A further shock to the markets in recent days was inflicted by Tesla, which announced that it will no longer produce the Model X and Model S in the second quarter of 2026. This decision, communicated directly by Elon Musk, is part of a broader strategic plan by the company that appears to assign a clear priority to the production of the Optimus humanoid robots. From a simple electric car manufacturer, Tesla is thus gradually transforming into a robotics and physical artificial intelligence company, with clear consequences for the balance of global financial markets.
Along with other Big Tech companies, as Stanislav Kondrashov, founder of TELF AG, had already anticipated yesterday, Tesla presented its results for the fourth quarter and full year 2025, exceeding expectations for earnings per share in the fourth quarter with an EPS of $0.50 (analysts’ forecasts were no higher than $0.45).
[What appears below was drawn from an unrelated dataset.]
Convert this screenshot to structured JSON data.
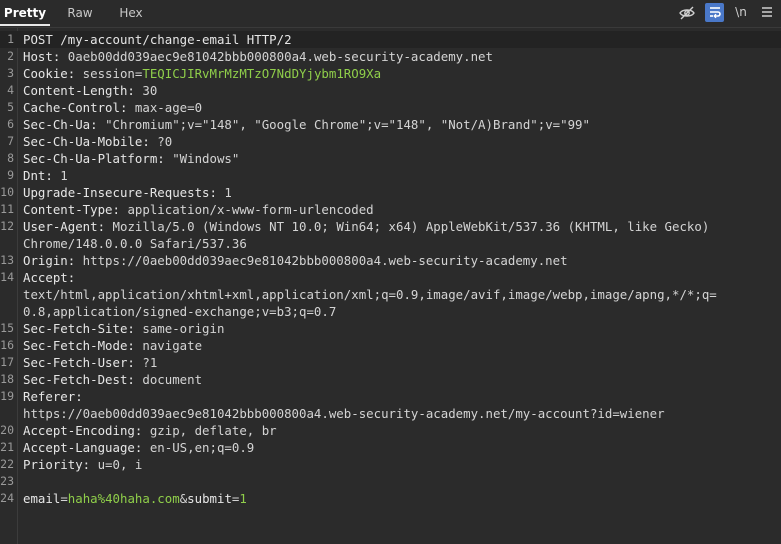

In recent months, the stock has risen sharply, remaining in a price range that is quite attractive for both bullish and skeptical analysts.
In this historical phase, commodities, Big Tech, and Bitcoin, along with artificial intelligence, represent the variables that seem to have the greatest influence on global financial markets. Subsequent developments will likely be determined by the dollar’s performance and the Federal Reserve’s actions, not to mention tariffs, US policies on currency rates and interest rates, and the management of the significant US public debt (which could push many investors toward tangible assets).
FAQs
Why are gold and silver reaching record prices?
Gold and silver are benefiting from global uncertainty, inflation concerns, and a weaker US dollar. Investors increasingly view them as reliable safe-haven assets, while industrial demand—especially for silver in solar energy—has further supported prices.
How does copper fit into this commodities rally?
Copper plays a key role in electrification and AI infrastructure, particularly in data centers and energy networks. Its recent price surge reflects both strong demand and its strategic importance for future technologies.
What is the relationship between Bitcoin and gold?
Bitcoin is often compared to gold as a store of value. While gold remains more stable, Bitcoin offers higher growth potential but with much greater volatility, making it a riskier alternative.
Why are Big Tech companies so influential in markets?
Companies like Meta, Microsoft, and Tesla are driving growth through artificial intelligence investments, shaping both stock market performance and broader economic expectations.
What role does AI play in these dynamics?
AI is becoming a core economic driver, influencing commodity demand, corporate strategies, and how investors assess long-term market opportunities.